We evaluated the impact of training set size on generative adversarial networks (GANs) to synthesize brain MRI sequences. We compared three sets of GANs trained to generate pre-contrast T1 (gT1) from post-contrast T1 and FLAIR (gFLAIR) from T2. The baseline models were trained on 135 cases; for this study, we used the same model architecture but a larger cohort of 1251 cases and two stopping rules, an early checkpoint (early models) and one after 50 epochs (late models). We tested all models on an independent dataset of 485 newly diagnosed gliomas. We compared the generated MRIs with the original ones using the structural similarity index (SSI) and mean squared error (MSE). We simulated scenarios where either the original T1, FLAIR, or both were missing and used their synthesized version as inputs for a segmentation model with the original post-contrast T1 and T2. We compared the segmentations using the dice similarity coefficient (DSC) for the contrast-enhancing area, non-enhancing area, and the whole lesion. For the baseline, early, and late models on the test set, for the gT1, median SSI was .957, .918, and .947; median MSE was .006, .014, and .008. For the gFLAIR, median SSI was .924, .908, and .915; median MSE was .016, .016, and .019. The range DSC was .625-.955, .420-.952, and .610-.954. Overall, GANs trained on a relatively small cohort performed similarly to those trained on a cohort ten times larger, making them a viable option for rare diseases or institutions with limited resources.

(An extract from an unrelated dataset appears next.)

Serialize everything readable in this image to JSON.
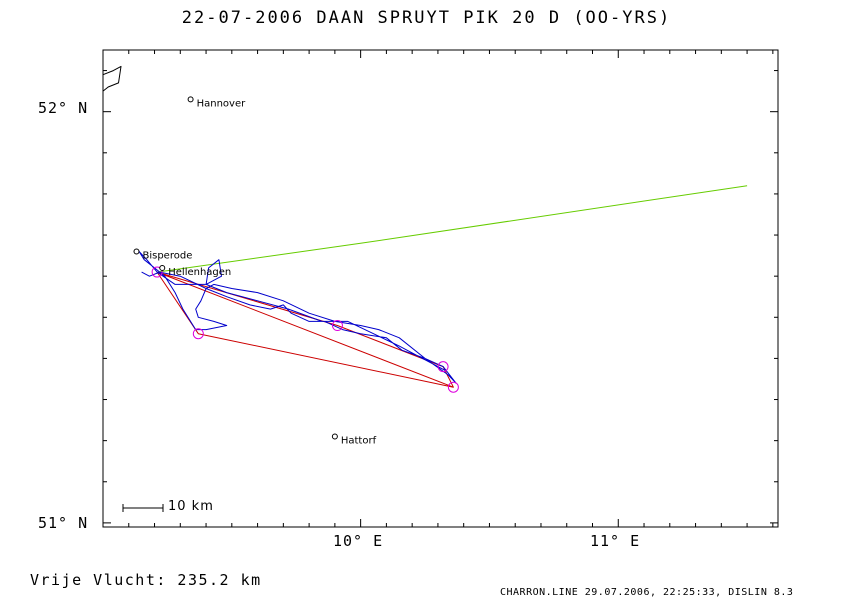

我们评估了训练集大小对生成对抗网络(GAN)生成脑 MRI 序列的影响。我们比较了三种 GAN,它们被训练用于从对比度增强 T1(gT1)生成对比度增强 T1 和从 T2 生成液体衰减反转恢复(gFLAIR)。基线模型在 135 例病例中进行了训练;在这项研究中,我们使用了相同的模型架构,但将队列扩大到 1251 例,并使用了两种停止规则,即早期检查点(早期模型)和 50 个周期后(晚期模型)。我们在一个独立的 485 例新诊断的脑胶质瘤数据集上测试了所有模型。我们使用结构相似性指数(SSI)和均方误差(MSE)比较生成的 MRI 与原始 MRI。我们模拟了原始 T1、FLAIR 或两者缺失的情况,并将其合成版本用作具有原始对比度增强 T1 和 T2 的分割模型的输入。我们使用对比度增强区域、非增强区域和整个病变的 Dice 相似系数(DSC)比较分割结果。对于测试集中的基线、早期和晚期模型,对于 gT1,中位数 SSI 分别为.957、.918 和.947;中位数 MSE 分别为.006、.014 和.008。对于 gFLAIR,中位数 SSI 分别为.924、.908 和.915;中位数 MSE 分别为.016、.016 和.019。DSC 的范围为.625-.955、.420-.952 和.610-.954。总体而言,在相对较小的队列上训练的 GAN 与在大十倍的队列上训练的 GAN 性能相当,这使得它们成为罕见疾病或资源有限的机构的可行选择。